The 5.1 DTS-HD MA audio features a spacious mix with intelligible dialogue. Many of the audio interviews play over vintage footage clips. Surround channels are often used for ambiance and standard audience sounds in concert clips. There’s mild LFE bolstering a few scenes.

Optional English SDH subtitles play in a white font. A perfectly fine secondary 2.0 DTS-HD MA track is available.


Almost an hour of additional material that didn’t make the documentary is included on the disc. These additional scenes were presumably cut for time and flow, but offer more information on Hutchence’s life and death.

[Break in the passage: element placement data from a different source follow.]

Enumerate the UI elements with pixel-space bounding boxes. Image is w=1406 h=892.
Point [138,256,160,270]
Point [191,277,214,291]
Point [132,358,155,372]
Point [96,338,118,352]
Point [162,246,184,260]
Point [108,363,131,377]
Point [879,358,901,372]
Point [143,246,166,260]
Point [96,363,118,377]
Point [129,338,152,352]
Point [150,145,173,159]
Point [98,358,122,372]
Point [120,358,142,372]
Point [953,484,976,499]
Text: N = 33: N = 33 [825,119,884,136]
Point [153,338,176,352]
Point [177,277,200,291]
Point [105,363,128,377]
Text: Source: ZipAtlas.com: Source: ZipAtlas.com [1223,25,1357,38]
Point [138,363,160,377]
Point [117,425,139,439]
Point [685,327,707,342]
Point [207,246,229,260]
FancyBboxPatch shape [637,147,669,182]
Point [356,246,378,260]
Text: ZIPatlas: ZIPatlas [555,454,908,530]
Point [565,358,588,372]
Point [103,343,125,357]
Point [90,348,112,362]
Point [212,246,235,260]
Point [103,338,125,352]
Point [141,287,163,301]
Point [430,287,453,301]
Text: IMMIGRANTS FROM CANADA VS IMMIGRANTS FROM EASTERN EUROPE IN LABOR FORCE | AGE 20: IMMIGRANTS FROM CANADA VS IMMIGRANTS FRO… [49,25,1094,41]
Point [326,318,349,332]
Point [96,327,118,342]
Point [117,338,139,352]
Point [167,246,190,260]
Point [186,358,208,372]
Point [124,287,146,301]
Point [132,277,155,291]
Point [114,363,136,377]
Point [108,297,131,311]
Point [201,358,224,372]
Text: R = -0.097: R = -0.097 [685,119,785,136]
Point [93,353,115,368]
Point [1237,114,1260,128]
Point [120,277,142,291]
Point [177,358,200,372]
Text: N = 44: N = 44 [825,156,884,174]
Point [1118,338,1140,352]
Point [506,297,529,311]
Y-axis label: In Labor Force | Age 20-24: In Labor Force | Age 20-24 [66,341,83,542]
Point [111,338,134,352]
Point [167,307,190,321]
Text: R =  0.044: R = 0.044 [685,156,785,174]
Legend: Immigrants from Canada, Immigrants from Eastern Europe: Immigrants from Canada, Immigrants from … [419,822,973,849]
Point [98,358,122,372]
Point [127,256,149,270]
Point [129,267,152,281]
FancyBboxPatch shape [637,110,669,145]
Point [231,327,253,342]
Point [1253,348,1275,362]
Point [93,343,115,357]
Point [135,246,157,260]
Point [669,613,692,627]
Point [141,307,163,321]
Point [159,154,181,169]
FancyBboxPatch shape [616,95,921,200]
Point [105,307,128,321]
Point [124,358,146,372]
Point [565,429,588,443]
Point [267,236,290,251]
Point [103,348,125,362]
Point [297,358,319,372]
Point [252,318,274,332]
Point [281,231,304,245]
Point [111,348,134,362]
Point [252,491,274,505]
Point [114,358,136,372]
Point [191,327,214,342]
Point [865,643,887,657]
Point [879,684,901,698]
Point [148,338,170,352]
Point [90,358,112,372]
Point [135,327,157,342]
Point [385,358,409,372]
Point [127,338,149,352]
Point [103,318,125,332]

More or less essential viewing for his biggest fans.

The Blu-ray is coded for Region A.

Mystify: Michael Hutchence Theatrical Trailer (02:11 in HD)

  • “The Early Days” (04:02 in HD) – Michael and INXS on the band’s genesis.
  • “Acting” (13:12 in HD) – Michael on growing up for a time in Hong Kong and his own film experiences.
  • “Prague” (4:31 in HD) – Michael reflects on filming videos in the city behind the Iron Curtain.
  • “And Now Max Q” (05:16 in HD) – Michael and Ollie Olsen on the band Max Q, with never-before-seen outtakes of Michael singing “Sometimes”.
  • “Way Of The World” (05:04 in HD) – Michael appears in a restoration of Max Q’s music video.
  • “How To Make A Music Video” (09:27 in HD) – A flashback to Michael first working with Richard Lowenstein and their relationship.
  • “Motorcycle Baby” (03:27 in HD) – Michael’s love of motorcycles with the music video “Motorcycle Baby” included.
  • “A Fish Commercial” (01:47 in HD) – Michael hated hearing INXS music in commercials.
  • “All The Lies You Find” (11:07 in HD) – Michael’s personal philosophy and reflections.
  • “Final Days” (03:21 in HD) – Remembrances from those closest to Michael on the days leading up to his death.
  • “Stuck In A Moment” (03:13 in HD) – Professor Steve Ellen provides a clinical insight into Michael’s brain injury.
  • “Absolutely No Way” (02:32 in HD) – INXS Producer Chris Thomas recounts the night he learned of Michael’s death.

Full disclosure: This Blu-ray was provided to us for review. This has not affected the editorial process. For information on how we handle review material, please visit our about us page to learn more.

Mystify: Michael Hutchence
  • Video
  • Audio
  • Extras


A tempered peek behind the curtain of INXS singer Michael Hutchence, from his days as one of the world’s biggest rockstars, to his tragic end in 1997.